Vendidos como cação, as duas espécies estão em declínio

Sphyrna lewini localizado em Tramandai´ (RS) | Foto: Rodrigo Machado/Fundação Grupo Boticário

Sphyrna lewini localizado em Tramandai´ (RS) | Foto: Rodrigo Machado/Fundação Grupo Boticário

Tubarões e raias que estão sob ameaça de extinção têm sido consumidos amplamente no mercado brasileiro. Comercializados pelo nome de cação, mais de 16 espécies de tubarões e raias foram encontradas em pontos de venda do Sul do país, região que possui uma das maiores indústrias pesqueiras do Brasil. Dentre elas, destaca-se a raia-viola (Squatina occulta), considerada criticamente ameaçada e o tubarão-martelo-entalhado (Sphyrna lewini), classificado como vulnerável.

O alerta foi divulgado pelo pesquisador da Universidade do Vale do Rio dos Sinos (Unisinos) Victor Hugo Valiati, cujo trabalho tem apoio da Fundação Grupo Boticário de Proteção à Natureza. Valiati afirma que a diversidade de espécies sob o nome de cação superou a expectativa do estudo. Para chegar a esses dados foram visitados 15 pontos de venda em Santa Catarina e Rio Grande do Sul, entre 2012 e 2013.

Para a identificação das espécies foi utilizada uma ferramenta denominada “código de barras de DNA” que permite, a partir das informações contidas no material genético individual, afirmar de qual espécie se trata. Essa estratégia é necessária porque alguns pescadores, para fugir da fiscalização, jogam fora as partes que identificam a espécies, como cabeça e barbatanas, vendendo os ”peixes” já em filés. “Com essa tecnologia em mãos é possível, com apenas uma pequena amostra do animal, ou mesmo um fragmento do filé de pescado comercializado, identificar rapidamente de qual espécie se trata”, comenta. A ferramenta também permite controlar a pesca de cada espécie individualmente.

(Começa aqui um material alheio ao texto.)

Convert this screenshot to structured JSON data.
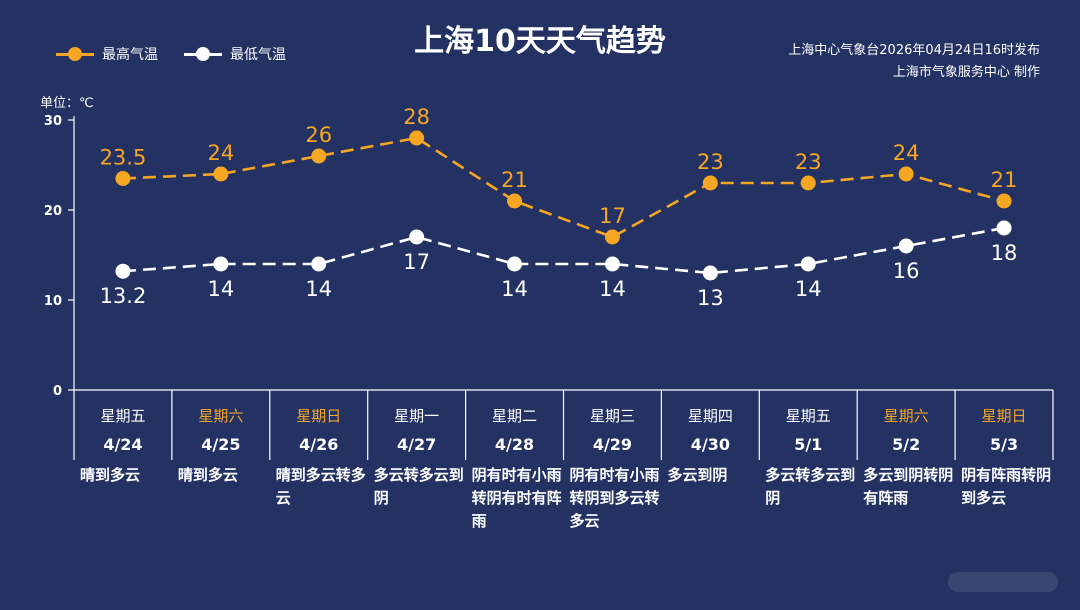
{
  "chart_data": {
    "type": "line",
    "title": "上海10天天气趋势",
    "unit_label": "单位：℃",
    "source_lines": [
      "上海中心气象台2026年04月24日16时发布",
      "上海市气象服务中心  制作"
    ],
    "ylim": [
      0,
      30
    ],
    "yticks": [
      0,
      10,
      20,
      30
    ],
    "weekdays": [
      "星期五",
      "星期六",
      "星期日",
      "星期一",
      "星期二",
      "星期三",
      "星期四",
      "星期五",
      "星期六",
      "星期日"
    ],
    "weekend_flags": [
      false,
      true,
      true,
      false,
      false,
      false,
      false,
      false,
      true,
      true
    ],
    "categories": [
      "4/24",
      "4/25",
      "4/26",
      "4/27",
      "4/28",
      "4/29",
      "4/30",
      "5/1",
      "5/2",
      "5/3"
    ],
    "weather": [
      "晴到多云",
      "晴到多云",
      "晴到多云转多云",
      "多云转多云到阴",
      "阴有时有小雨转阴有时有阵雨",
      "阴有时有小雨转阴到多云转多云",
      "多云到阴",
      "多云转多云到阴",
      "多云到阴转阴有阵雨",
      "阴有阵雨转阴到多云"
    ],
    "series": [
      {
        "name": "最高气温",
        "color": "#f5a623",
        "values": [
          23.5,
          24,
          26,
          28,
          21,
          17,
          23,
          23,
          24,
          21
        ]
      },
      {
        "name": "最低气温",
        "color": "#ffffff",
        "values": [
          13.2,
          14,
          14,
          17,
          14,
          14,
          13,
          14,
          16,
          18
        ]
      }
    ],
    "colors": {
      "background": "#233163",
      "high": "#f5a623",
      "low": "#ffffff",
      "weekend": "#f5a623"
    },
    "grid": false,
    "legend": "top-left"
  }
}
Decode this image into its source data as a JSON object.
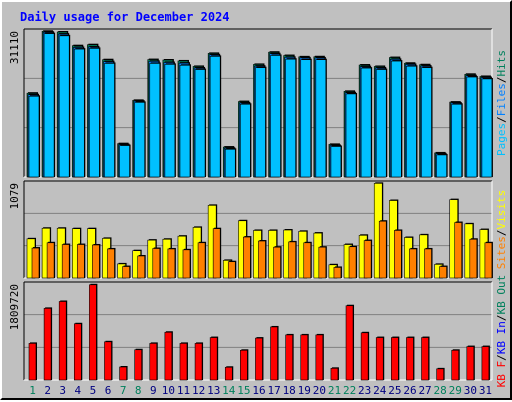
{
  "colors": {
    "background": "#c0c0c0",
    "grid": "#808080",
    "title": "#0000ff",
    "hits": "#00805c",
    "files": "#0080ff",
    "pages": "#00c0ff",
    "visits": "#ffff00",
    "sites": "#ff8000",
    "kbytes": "#ff0000",
    "kbin": "#0000ff",
    "kbout": "#00805c",
    "weekend": "#00805c",
    "weekday": "#000080"
  },
  "chart_data": [
    {
      "type": "bar",
      "title": "Daily usage for December 2024",
      "panel": "top",
      "ymax_label": "31110",
      "ymax": 31110,
      "legend": [
        "Pages",
        "Files",
        "Hits"
      ],
      "categories": [
        "1",
        "2",
        "3",
        "4",
        "5",
        "6",
        "7",
        "8",
        "9",
        "10",
        "11",
        "12",
        "13",
        "14",
        "15",
        "16",
        "17",
        "18",
        "19",
        "20",
        "21",
        "22",
        "23",
        "24",
        "25",
        "26",
        "27",
        "28",
        "29",
        "30",
        "31"
      ],
      "series": [
        {
          "name": "Hits",
          "color": "#00805c",
          "values": [
            17860,
            31050,
            30900,
            27980,
            28190,
            24990,
            7100,
            16330,
            25020,
            24930,
            24730,
            23560,
            26340,
            6380,
            16070,
            23990,
            26590,
            25880,
            25600,
            25620,
            6950,
            18250,
            23860,
            23550,
            25450,
            24240,
            23920,
            5130,
            15960,
            21880,
            21420
          ]
        },
        {
          "name": "Files",
          "color": "#0080ff",
          "values": [
            17530,
            30840,
            30450,
            27600,
            27720,
            24580,
            6900,
            16160,
            24640,
            24400,
            24260,
            23230,
            26040,
            6130,
            15770,
            23620,
            26270,
            25500,
            25380,
            25370,
            6720,
            17960,
            23520,
            23230,
            25070,
            23980,
            23640,
            4930,
            15770,
            21590,
            21190
          ]
        },
        {
          "name": "Pages",
          "color": "#00c0ff",
          "values": [
            17200,
            30550,
            30080,
            27250,
            27400,
            24200,
            6700,
            15900,
            24200,
            24000,
            23800,
            22900,
            25700,
            5900,
            15500,
            23300,
            25900,
            25100,
            25000,
            25000,
            6500,
            17700,
            23200,
            22900,
            24700,
            23600,
            23300,
            4700,
            15500,
            21300,
            20900
          ]
        }
      ]
    },
    {
      "type": "bar",
      "panel": "middle",
      "ymax_label": "1079",
      "ymax": 1079,
      "legend": [
        "Sites",
        "Visits"
      ],
      "categories": [
        "1",
        "2",
        "3",
        "4",
        "5",
        "6",
        "7",
        "8",
        "9",
        "10",
        "11",
        "12",
        "13",
        "14",
        "15",
        "16",
        "17",
        "18",
        "19",
        "20",
        "21",
        "22",
        "23",
        "24",
        "25",
        "26",
        "27",
        "28",
        "29",
        "30",
        "31"
      ],
      "series": [
        {
          "name": "Visits",
          "color": "#ffff00",
          "values": [
            445,
            565,
            565,
            560,
            560,
            450,
            160,
            310,
            430,
            440,
            475,
            575,
            825,
            200,
            650,
            540,
            540,
            545,
            530,
            510,
            150,
            380,
            485,
            1075,
            880,
            460,
            490,
            155,
            890,
            615,
            550
          ]
        },
        {
          "name": "Sites",
          "color": "#ff8000",
          "values": [
            340,
            400,
            380,
            380,
            375,
            330,
            130,
            250,
            335,
            330,
            320,
            400,
            560,
            185,
            465,
            420,
            350,
            410,
            400,
            350,
            120,
            355,
            425,
            645,
            540,
            330,
            330,
            130,
            630,
            440,
            400
          ]
        }
      ]
    },
    {
      "type": "bar",
      "panel": "bottom",
      "ymax_label": "1809720",
      "ymax": 1809720,
      "legend": [
        "KB F",
        "KB In",
        "KB Out"
      ],
      "categories": [
        "1",
        "2",
        "3",
        "4",
        "5",
        "6",
        "7",
        "8",
        "9",
        "10",
        "11",
        "12",
        "13",
        "14",
        "15",
        "16",
        "17",
        "18",
        "19",
        "20",
        "21",
        "22",
        "23",
        "24",
        "25",
        "26",
        "27",
        "28",
        "29",
        "30",
        "31"
      ],
      "series": [
        {
          "name": "KB F",
          "color": "#ff0000",
          "values": [
            690,
            1350,
            1480,
            1060,
            1795,
            720,
            245,
            570,
            690,
            900,
            690,
            690,
            800,
            240,
            560,
            790,
            1000,
            850,
            850,
            850,
            220,
            1400,
            890,
            800,
            800,
            800,
            800,
            210,
            560,
            630,
            630
          ]
        }
      ]
    }
  ],
  "day_labels": [
    "1",
    "2",
    "3",
    "4",
    "5",
    "6",
    "7",
    "8",
    "9",
    "10",
    "11",
    "12",
    "13",
    "14",
    "15",
    "16",
    "17",
    "18",
    "19",
    "20",
    "21",
    "22",
    "23",
    "24",
    "25",
    "26",
    "27",
    "28",
    "29",
    "30",
    "31"
  ],
  "weekend_days": [
    1,
    7,
    8,
    14,
    15,
    21,
    22,
    28,
    29
  ]
}
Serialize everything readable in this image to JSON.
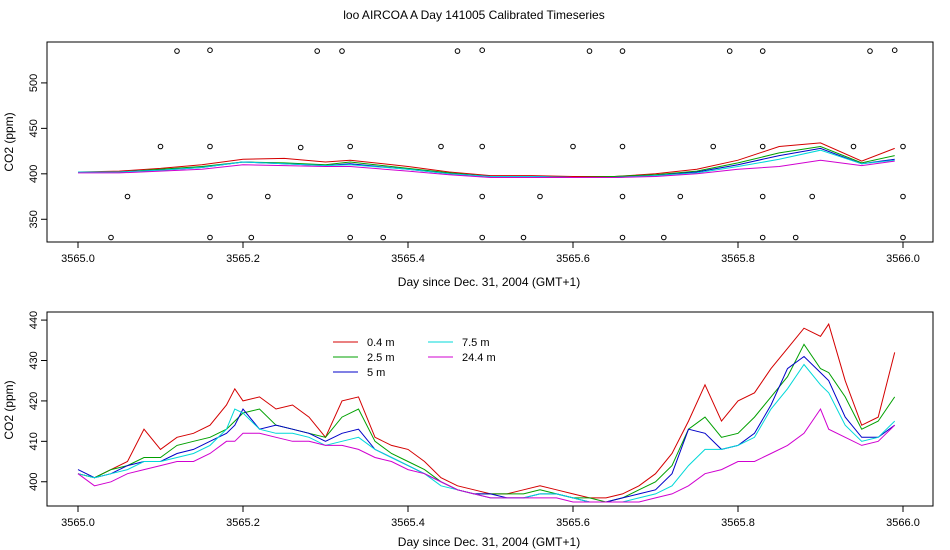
{
  "title": "loo AIRCOA A  Day 141005  Calibrated Timeseries",
  "chart_data": [
    {
      "type": "scatter+line",
      "ylabel": "CO2 (ppm)",
      "xlabel": "Day since Dec. 31, 2004 (GMT+1)",
      "xlim": [
        3565.0,
        3566.0
      ],
      "ylim": [
        325,
        545
      ],
      "x_ticks": [
        "3565.0",
        "3565.2",
        "3565.4",
        "3565.6",
        "3565.8",
        "3566.0"
      ],
      "y_ticks": [
        "350",
        "400",
        "450",
        "500"
      ],
      "series": [
        {
          "name": "0.4 m",
          "color": "#d40000",
          "x": [
            3565.0,
            3565.05,
            3565.1,
            3565.15,
            3565.2,
            3565.25,
            3565.3,
            3565.33,
            3565.4,
            3565.45,
            3565.5,
            3565.55,
            3565.6,
            3565.65,
            3565.7,
            3565.75,
            3565.8,
            3565.85,
            3565.9,
            3565.95,
            3565.99
          ],
          "y": [
            402,
            403,
            406,
            410,
            416,
            417,
            413,
            415,
            408,
            402,
            398,
            398,
            397,
            397,
            400,
            405,
            415,
            430,
            434,
            414,
            428
          ]
        },
        {
          "name": "2.5 m",
          "color": "#00a000",
          "x": [
            3565.0,
            3565.05,
            3565.1,
            3565.15,
            3565.2,
            3565.25,
            3565.3,
            3565.33,
            3565.4,
            3565.45,
            3565.5,
            3565.55,
            3565.6,
            3565.65,
            3565.7,
            3565.75,
            3565.8,
            3565.85,
            3565.9,
            3565.95,
            3565.99
          ],
          "y": [
            402,
            402,
            405,
            408,
            413,
            412,
            410,
            413,
            406,
            401,
            397,
            397,
            396,
            397,
            399,
            403,
            412,
            423,
            430,
            412,
            420
          ]
        },
        {
          "name": "5 m",
          "color": "#0000c8",
          "x": [
            3565.0,
            3565.05,
            3565.1,
            3565.15,
            3565.2,
            3565.25,
            3565.3,
            3565.33,
            3565.4,
            3565.45,
            3565.5,
            3565.55,
            3565.6,
            3565.65,
            3565.7,
            3565.75,
            3565.8,
            3565.85,
            3565.9,
            3565.95,
            3565.99
          ],
          "y": [
            402,
            402,
            404,
            407,
            413,
            411,
            409,
            411,
            405,
            400,
            397,
            397,
            396,
            396,
            398,
            402,
            410,
            420,
            428,
            411,
            416
          ]
        },
        {
          "name": "7.5 m",
          "color": "#00d8d8",
          "x": [
            3565.0,
            3565.05,
            3565.1,
            3565.15,
            3565.2,
            3565.25,
            3565.3,
            3565.33,
            3565.4,
            3565.45,
            3565.5,
            3565.55,
            3565.6,
            3565.65,
            3565.7,
            3565.75,
            3565.8,
            3565.85,
            3565.9,
            3565.95,
            3565.99
          ],
          "y": [
            402,
            402,
            404,
            407,
            413,
            411,
            409,
            410,
            405,
            400,
            397,
            397,
            396,
            396,
            398,
            401,
            408,
            416,
            426,
            411,
            415
          ]
        },
        {
          "name": "24.4 m",
          "color": "#d000d0",
          "x": [
            3565.0,
            3565.05,
            3565.1,
            3565.15,
            3565.2,
            3565.25,
            3565.3,
            3565.33,
            3565.4,
            3565.45,
            3565.5,
            3565.55,
            3565.6,
            3565.65,
            3565.7,
            3565.75,
            3565.8,
            3565.85,
            3565.9,
            3565.95,
            3565.99
          ],
          "y": [
            401,
            401,
            403,
            405,
            410,
            409,
            408,
            408,
            403,
            399,
            396,
            396,
            396,
            396,
            397,
            400,
            405,
            408,
            415,
            409,
            414
          ]
        }
      ],
      "flag_points": [
        {
          "x": 3565.12,
          "y": 535
        },
        {
          "x": 3565.16,
          "y": 536
        },
        {
          "x": 3565.29,
          "y": 535
        },
        {
          "x": 3565.32,
          "y": 535
        },
        {
          "x": 3565.46,
          "y": 535
        },
        {
          "x": 3565.49,
          "y": 536
        },
        {
          "x": 3565.62,
          "y": 535
        },
        {
          "x": 3565.66,
          "y": 535
        },
        {
          "x": 3565.79,
          "y": 535
        },
        {
          "x": 3565.83,
          "y": 535
        },
        {
          "x": 3565.96,
          "y": 535
        },
        {
          "x": 3565.99,
          "y": 536
        },
        {
          "x": 3565.1,
          "y": 430
        },
        {
          "x": 3565.16,
          "y": 430
        },
        {
          "x": 3565.27,
          "y": 429
        },
        {
          "x": 3565.33,
          "y": 430
        },
        {
          "x": 3565.44,
          "y": 430
        },
        {
          "x": 3565.49,
          "y": 430
        },
        {
          "x": 3565.6,
          "y": 430
        },
        {
          "x": 3565.66,
          "y": 430
        },
        {
          "x": 3565.77,
          "y": 430
        },
        {
          "x": 3565.83,
          "y": 430
        },
        {
          "x": 3565.94,
          "y": 430
        },
        {
          "x": 3566.0,
          "y": 430
        },
        {
          "x": 3565.06,
          "y": 375
        },
        {
          "x": 3565.16,
          "y": 375
        },
        {
          "x": 3565.23,
          "y": 375
        },
        {
          "x": 3565.33,
          "y": 375
        },
        {
          "x": 3565.39,
          "y": 375
        },
        {
          "x": 3565.49,
          "y": 375
        },
        {
          "x": 3565.56,
          "y": 375
        },
        {
          "x": 3565.66,
          "y": 375
        },
        {
          "x": 3565.73,
          "y": 375
        },
        {
          "x": 3565.83,
          "y": 375
        },
        {
          "x": 3565.89,
          "y": 375
        },
        {
          "x": 3566.0,
          "y": 375
        },
        {
          "x": 3565.04,
          "y": 330
        },
        {
          "x": 3565.16,
          "y": 330
        },
        {
          "x": 3565.21,
          "y": 330
        },
        {
          "x": 3565.33,
          "y": 330
        },
        {
          "x": 3565.37,
          "y": 330
        },
        {
          "x": 3565.49,
          "y": 330
        },
        {
          "x": 3565.54,
          "y": 330
        },
        {
          "x": 3565.66,
          "y": 330
        },
        {
          "x": 3565.71,
          "y": 330
        },
        {
          "x": 3565.83,
          "y": 330
        },
        {
          "x": 3565.87,
          "y": 330
        },
        {
          "x": 3566.0,
          "y": 330
        }
      ]
    },
    {
      "type": "line",
      "ylabel": "CO2 (ppm)",
      "xlabel": "Day since Dec. 31, 2004 (GMT+1)",
      "xlim": [
        3565.0,
        3566.0
      ],
      "ylim": [
        394,
        442
      ],
      "x_ticks": [
        "3565.0",
        "3565.2",
        "3565.4",
        "3565.6",
        "3565.8",
        "3566.0"
      ],
      "y_ticks": [
        "400",
        "410",
        "420",
        "430",
        "440"
      ],
      "legend": "top-left",
      "series": [
        {
          "name": "0.4 m",
          "color": "#d40000",
          "x": [
            3565.0,
            3565.02,
            3565.04,
            3565.06,
            3565.08,
            3565.1,
            3565.12,
            3565.14,
            3565.16,
            3565.18,
            3565.19,
            3565.2,
            3565.22,
            3565.24,
            3565.26,
            3565.28,
            3565.3,
            3565.32,
            3565.34,
            3565.36,
            3565.38,
            3565.4,
            3565.42,
            3565.44,
            3565.46,
            3565.48,
            3565.5,
            3565.52,
            3565.54,
            3565.56,
            3565.58,
            3565.6,
            3565.62,
            3565.64,
            3565.66,
            3565.68,
            3565.7,
            3565.72,
            3565.74,
            3565.76,
            3565.78,
            3565.8,
            3565.82,
            3565.84,
            3565.86,
            3565.88,
            3565.9,
            3565.91,
            3565.93,
            3565.95,
            3565.97,
            3565.99
          ],
          "y": [
            402,
            401,
            403,
            405,
            413,
            408,
            411,
            412,
            414,
            419,
            423,
            420,
            421,
            418,
            419,
            416,
            411,
            420,
            421,
            411,
            409,
            408,
            405,
            401,
            399,
            398,
            397,
            397,
            398,
            399,
            398,
            397,
            396,
            396,
            397,
            399,
            402,
            407,
            415,
            424,
            415,
            420,
            422,
            428,
            433,
            438,
            436,
            439,
            425,
            414,
            416,
            432
          ]
        },
        {
          "name": "2.5 m",
          "color": "#00a000",
          "x": [
            3565.0,
            3565.02,
            3565.04,
            3565.06,
            3565.08,
            3565.1,
            3565.12,
            3565.14,
            3565.16,
            3565.18,
            3565.19,
            3565.2,
            3565.22,
            3565.24,
            3565.26,
            3565.28,
            3565.3,
            3565.32,
            3565.34,
            3565.36,
            3565.38,
            3565.4,
            3565.42,
            3565.44,
            3565.46,
            3565.48,
            3565.5,
            3565.52,
            3565.54,
            3565.56,
            3565.58,
            3565.6,
            3565.62,
            3565.64,
            3565.66,
            3565.68,
            3565.7,
            3565.72,
            3565.74,
            3565.76,
            3565.78,
            3565.8,
            3565.82,
            3565.84,
            3565.86,
            3565.88,
            3565.9,
            3565.91,
            3565.93,
            3565.95,
            3565.97,
            3565.99
          ],
          "y": [
            402,
            401,
            403,
            404,
            406,
            406,
            409,
            410,
            411,
            413,
            415,
            417,
            418,
            414,
            413,
            412,
            411,
            416,
            418,
            410,
            407,
            405,
            403,
            400,
            398,
            397,
            397,
            397,
            397,
            398,
            397,
            396,
            396,
            395,
            396,
            398,
            400,
            404,
            413,
            416,
            411,
            412,
            416,
            421,
            426,
            434,
            428,
            427,
            421,
            413,
            415,
            421
          ]
        },
        {
          "name": "5 m",
          "color": "#0000c8",
          "x": [
            3565.0,
            3565.02,
            3565.04,
            3565.06,
            3565.08,
            3565.1,
            3565.12,
            3565.14,
            3565.16,
            3565.18,
            3565.19,
            3565.2,
            3565.22,
            3565.24,
            3565.26,
            3565.28,
            3565.3,
            3565.32,
            3565.34,
            3565.36,
            3565.38,
            3565.4,
            3565.42,
            3565.44,
            3565.46,
            3565.48,
            3565.5,
            3565.52,
            3565.54,
            3565.56,
            3565.58,
            3565.6,
            3565.62,
            3565.64,
            3565.66,
            3565.68,
            3565.7,
            3565.72,
            3565.74,
            3565.76,
            3565.78,
            3565.8,
            3565.82,
            3565.84,
            3565.86,
            3565.88,
            3565.9,
            3565.91,
            3565.93,
            3565.95,
            3565.97,
            3565.99
          ],
          "y": [
            403,
            401,
            402,
            404,
            405,
            405,
            407,
            408,
            410,
            412,
            414,
            418,
            413,
            414,
            413,
            412,
            410,
            412,
            413,
            408,
            406,
            404,
            402,
            400,
            398,
            397,
            397,
            396,
            396,
            397,
            397,
            396,
            395,
            395,
            396,
            397,
            398,
            402,
            413,
            412,
            408,
            409,
            412,
            419,
            428,
            431,
            427,
            425,
            416,
            411,
            411,
            414
          ]
        },
        {
          "name": "7.5 m",
          "color": "#00d8d8",
          "x": [
            3565.0,
            3565.02,
            3565.04,
            3565.06,
            3565.08,
            3565.1,
            3565.12,
            3565.14,
            3565.16,
            3565.18,
            3565.19,
            3565.2,
            3565.22,
            3565.24,
            3565.26,
            3565.28,
            3565.3,
            3565.32,
            3565.34,
            3565.36,
            3565.38,
            3565.4,
            3565.42,
            3565.44,
            3565.46,
            3565.48,
            3565.5,
            3565.52,
            3565.54,
            3565.56,
            3565.58,
            3565.6,
            3565.62,
            3565.64,
            3565.66,
            3565.68,
            3565.7,
            3565.72,
            3565.74,
            3565.76,
            3565.78,
            3565.8,
            3565.82,
            3565.84,
            3565.86,
            3565.88,
            3565.9,
            3565.91,
            3565.93,
            3565.95,
            3565.97,
            3565.99
          ],
          "y": [
            402,
            401,
            402,
            403,
            405,
            405,
            406,
            407,
            409,
            413,
            418,
            417,
            413,
            412,
            412,
            411,
            409,
            410,
            411,
            408,
            406,
            404,
            402,
            399,
            398,
            397,
            396,
            396,
            396,
            397,
            397,
            396,
            395,
            395,
            395,
            396,
            397,
            399,
            404,
            408,
            408,
            409,
            411,
            418,
            423,
            429,
            424,
            422,
            414,
            410,
            411,
            415
          ]
        },
        {
          "name": "24.4 m",
          "color": "#d000d0",
          "x": [
            3565.0,
            3565.02,
            3565.04,
            3565.06,
            3565.08,
            3565.1,
            3565.12,
            3565.14,
            3565.16,
            3565.18,
            3565.19,
            3565.2,
            3565.22,
            3565.24,
            3565.26,
            3565.28,
            3565.3,
            3565.32,
            3565.34,
            3565.36,
            3565.38,
            3565.4,
            3565.42,
            3565.44,
            3565.46,
            3565.48,
            3565.5,
            3565.52,
            3565.54,
            3565.56,
            3565.58,
            3565.6,
            3565.62,
            3565.64,
            3565.66,
            3565.68,
            3565.7,
            3565.72,
            3565.74,
            3565.76,
            3565.78,
            3565.8,
            3565.82,
            3565.84,
            3565.86,
            3565.88,
            3565.9,
            3565.91,
            3565.93,
            3565.95,
            3565.97,
            3565.99
          ],
          "y": [
            402,
            399,
            400,
            402,
            403,
            404,
            405,
            405,
            407,
            410,
            410,
            412,
            412,
            411,
            410,
            410,
            409,
            409,
            408,
            406,
            405,
            403,
            402,
            400,
            398,
            397,
            396,
            396,
            396,
            396,
            396,
            395,
            395,
            395,
            395,
            395,
            396,
            397,
            399,
            402,
            403,
            405,
            405,
            407,
            409,
            412,
            418,
            413,
            411,
            409,
            410,
            414
          ]
        }
      ]
    }
  ]
}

Em estado vulnerável de ameaça, o tubarão-martelo-entalhado é considerado o mais pescado no Brasil. Na pesquisa ele ocupa o primeiro lugar, aparecendo em 23% das amostras. A segunda espécie mais presente é o tubarão-azul (Prionace glauca), com 13% de presença.

De acordo com a diretora executiva da Fundação Grupo Boticário, Malu Nunes, a iniciativa “faz com que os olhares se voltem para uma questão que pouco tem sido discutida, mas que poderá ter grande impacto no equilíbrio do ambiente marinho: a redução drástica das populações de tubarões e raias”, afirma. Além disso, segundo a diretora, o projeto oferece ao consumidor informações relevantes sobre o que ele está comprando.

Predadores sensíveis
Os tubarões são animais que estão no topo da cadeia alimentar dos oceanos. Por serem predadores por excelência, contribuem para o equilíbrio das populações das espécies que são suas presas. São animais de grande porte desde o nascimento, o que reduziu, ao longo da evolução, sua predação. Isso significa dizer que a pesca predatória, que retira milhares de toneladas ao ano de tubarões, tem enorme impacto ambiental. “Retirá-los do ecossistema marinho causará grande desequilíbrio nos oceanos, gerando, por exemplo, a superpopulação de espécies comumente predadas que, por sua vez, pode impactar a vida das comunidades ribeirinhas e o comércio pesqueiro, por exemplo”, destaca o pesquisador. “Não há como ter certeza do que acontece com a retirada de um predador de topo de cadeia, mas, com certeza, as consequências são catastróficas tanto em termos de biodiversidade como econômicas, e é melhor não pagar para ver.”

Já as raias correm risco ainda maior, pois têm sido facilmente capturadas pela pesca artesanal com arrastão de praia e industrial. O declínio populacional está associado à elevada mortandade das fêmeas prenhes, facilmente capturadas nestes locais. Além disso, a pesca indiscriminada pode afetar o tamanho das fêmeas e, consequentemente, o número de filhotes a cada gestação. “Isso tem interferido no tamanho e quanto menor elas forem, menos filhotes conseguem gestar de cada vez, afetando diretamente o número de indivíduos das populações”, conclui Valiati.